Publicó desde finales de los años 40, en variados géneros como novela,
cuento, entrevista, crónica y ensayo; también escribió para niños, retomando en
su trabajo literario los cuentos populares y también rescatando algunas
historias del centro de Bogotá; colaboró en ediciones críticas de obras de
literatura en Colombia.
Despertó con sus novelas el interés del público y la crítica. Sus
primeros relatos y artículos se publicaron en la prensa bogotana, desde 1947.
Durante décadas ejerció el periodismo, reseñó libros e hizo notas sobre temas
culturales y literarios para diferentes revistas y periódicos del país.
La
literatura fue su actividad paralela a su vida laboral, en el Ministerio de
Comunicaciones, donde fue secretaria entre 1936 y 1943, y luego como secretaria
en la Embajada de Colombia en Quito (Ecuador) de 1943 a 1945.

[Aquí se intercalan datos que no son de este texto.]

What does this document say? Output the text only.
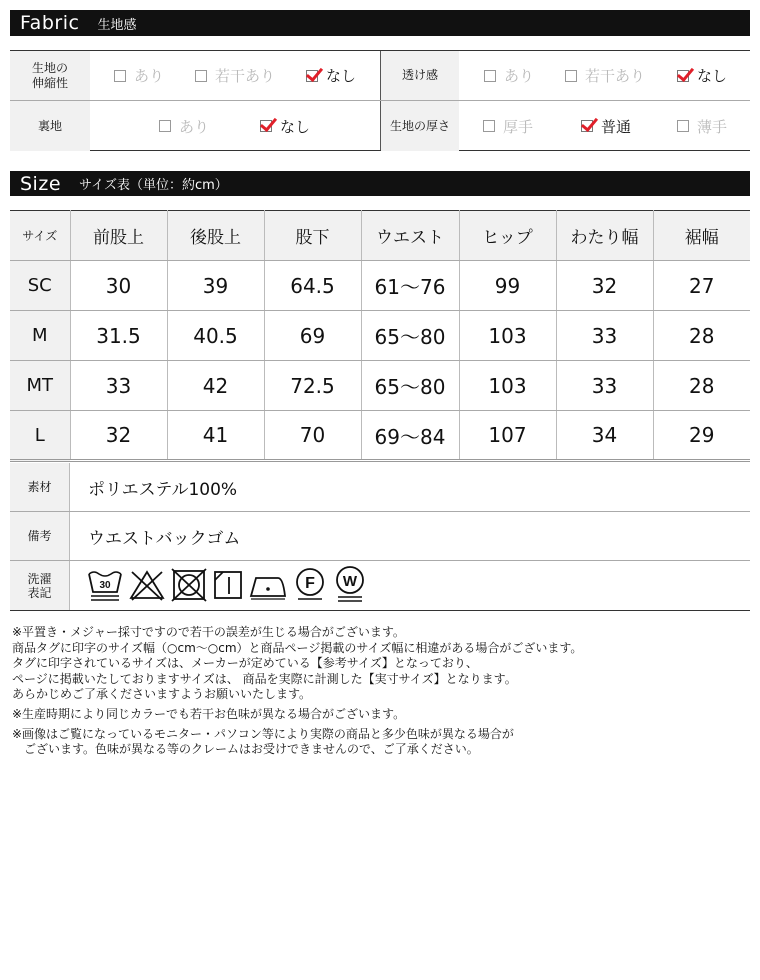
Fabric 生地感
生地の
伸縮性	あり	若干あり	なし	透け感	あり	若干あり	なし
裏地	あり	なし	生地の厚さ	厚手	普通	薄手
Size サイズ表（単位：約cm）
サイズ	前股上	後股上	股下	ウエスト	ヒップ	わたり幅	裾幅
SC	30	39	64.5	61〜76	99	32	27
M	31.5	40.5	69	65〜80	103	33	28
MT	33	42	72.5	65〜80	103	33	28
L	32	41	70	69〜84	107	34	29
素材	ポリエステル100%
備考	ウエストバックゴム
洗濯
表記	30	F W

※平置き・メジャー採寸ですので若干の誤差が生じる場合がございます。

商品タグに印字のサイズ幅（○cm〜○cm）と商品ページ掲載のサイズ幅に相違がある場合がございます。

タグに印字されているサイズは、メーカーが定めている【参考サイズ】となっており、

ページに掲載いたしておりますサイズは、 商品を実際に計測した【実寸サイズ】となります。

あらかじめご了承くださいますようお願いいたします。

※生産時期により同じカラーでも若干お色味が異なる場合がございます。

※画像はご覧になっているモニター・パソコン等により実際の商品と多少色味が異なる場合が

　ございます。色味が異なる等のクレームはお受けできませんので、ご了承ください。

Entre sus obras se cuentan tres novelas: Los dos tiempos, 1949;
Catalina, 1963; y Bogotá de las nubes, 1984. También sintió atracción por la
cuentística y escribió relatos como Ángela y el diablo, en 1953; Árbol de
ruedas, en 1972; o, La tienda de las imágenes,
en 1987.
Dedicó al público infantil media decena de obras, y sus títulos son: La
Expedición Botánica contada a los niños, en 1978; Bestiario, en 1980; Pequeño
Bestiario, en 1990; Las casas que hablan: guía histórica del barrio de la
Candelaria de Santa Fé de Bogotá, en 1994; y Cuentos para niños de La
Candelaria, en 1997.
Ejerció el ensayo con textos como El Indio en América: síntesis de obras
americanas sobre el problema indígena, de 1948; La aventura demorada: ensayo
sobre santa Teresa de Jesús, de 1951; y, La Candelaria, de 1974.
El
18 de noviembre de 1984, Elisa Mújica fue la primera mujer en ser nombrada como
miembro de número de la Academia Colombiana de la Lengua, y en noviembre del
mismo año fue elegida por votación secreta y unánime, como miembro
correspondiente hispanoamericano de la Real Academia Española.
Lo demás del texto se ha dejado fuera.